Development of plant-produced subunit vaccines to elicit the immunogenicity against SARS-CoV-2 variant viruses

Abstract

Since the emergence of the coronavirus pandemic in 2019 (COVID-19), the development of effective vaccines to combat the infection has accelerated worldwide. While the severe acute respiratory syndrome-coronavirus 2 (SARS-CoV-2) with mutations in the receptor-binding domain (RBD) with high transmissibility, enhanced infectivity, and immune escape from vaccination is also predominantly emerging. Effective vaccines against variant of concern (VOC) and optimized booster vaccination strategies are thus highly required. Here, the gene encoding seven different RBD (ancestral (Wuhan), Alpha, Beta, Gamma, Kappa, Delta, and Epsilon variants) fused with the fragment crystallizable region (Fc) of human IgG1 (RBD-Fc) was constructed and cloned into the plant expression vector and produced in Nicotiana benthamiana by transient expression.
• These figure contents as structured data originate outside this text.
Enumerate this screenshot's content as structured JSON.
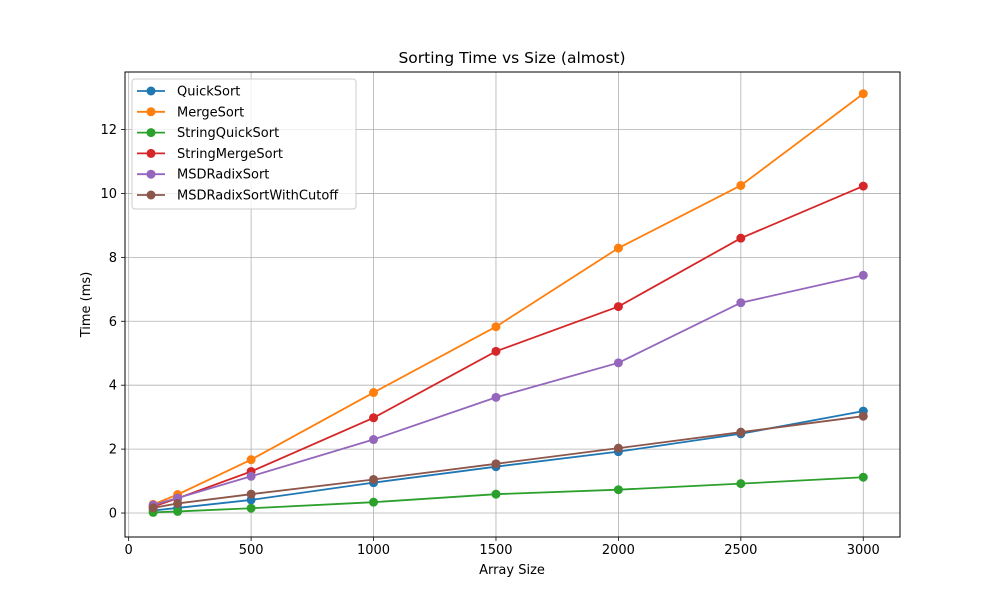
{
  "chart_data": {
    "type": "line",
    "title": "Sorting Time vs Size (almost)",
    "xlabel": "Array Size",
    "ylabel": "Time (ms)",
    "xlim": [
      -15,
      3150
    ],
    "ylim": [
      -0.75,
      13.8
    ],
    "xticks": [
      0,
      500,
      1000,
      1500,
      2000,
      2500,
      3000
    ],
    "yticks": [
      0,
      2,
      4,
      6,
      8,
      10,
      12
    ],
    "grid": true,
    "legend_position": "top-left",
    "x": [
      100,
      200,
      500,
      1000,
      1500,
      2000,
      2500,
      3000
    ],
    "series": [
      {
        "name": "QuickSort",
        "color": "#1f77b4",
        "values": [
          0.08,
          0.16,
          0.41,
          0.95,
          1.45,
          1.92,
          2.48,
          3.19
        ]
      },
      {
        "name": "MergeSort",
        "color": "#ff7f0e",
        "values": [
          0.27,
          0.58,
          1.67,
          3.77,
          5.83,
          8.29,
          10.25,
          13.12
        ]
      },
      {
        "name": "StringQuickSort",
        "color": "#2ca02c",
        "values": [
          0.02,
          0.05,
          0.15,
          0.34,
          0.59,
          0.73,
          0.92,
          1.12
        ]
      },
      {
        "name": "StringMergeSort",
        "color": "#d62728",
        "values": [
          0.2,
          0.46,
          1.3,
          2.98,
          5.06,
          6.46,
          8.6,
          10.23
        ]
      },
      {
        "name": "MSDRadixSort",
        "color": "#9467bd",
        "values": [
          0.25,
          0.47,
          1.15,
          2.3,
          3.62,
          4.7,
          6.58,
          7.44
        ]
      },
      {
        "name": "MSDRadixSortWithCutoff",
        "color": "#8c564b",
        "values": [
          0.16,
          0.3,
          0.59,
          1.05,
          1.54,
          2.03,
          2.53,
          3.03
        ]
      }
    ]
  }
}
Further, the immunogenicity of plant-produced variant RBD-Fc subunit vaccines was tested in cynomolgus monkeys. First, monkeys were intramuscularly immunized with prime-booster and 4-month booster dose with the Wuhan RBD-Fc vaccine (Baiya SARS-CoV-2 Vax 1) on day 0, 21, and 133. Second, each group of monkeys were intramuscularly injected thrice with different variant RBD-Fc vaccines on day 0, 21, and 42. Then, the blood samples were collected for evaluating the antigen-specific and neutralizing antibodies against SARS-CoV-2 variants. Baiya SARS-CoV-2 Vax 1 immunized monkeys elicited significantly high levels of anti-RBD antibodies. Interestingly, the sera collected from 4-month booster dose monkeys showed cross-neutralizing antibody response against the SARS-CoV-2 variants; Alpha, Beta, Gamma, Delta, and Omicron. The three doses of variant RBD-Fc vaccines also elicited high levels of antigen-specific and neutralizing antibodies, especially in Delta and Epsilon vaccine groups. However, the high neutralizing activity of immunized variant vaccine sera was demonstrated specifically against the homologous variants. These findings suggested that the long-term booster dose might be helpful for protecting against further SARS-CoV-2 variants and the variant-specific vaccine might be applied as a booster or cocktail vaccine to induce broadly neutralizing antibodies. These results revealed the potential for using the plant-produced protein subunit vaccines in the fight against SARS-CoV-2.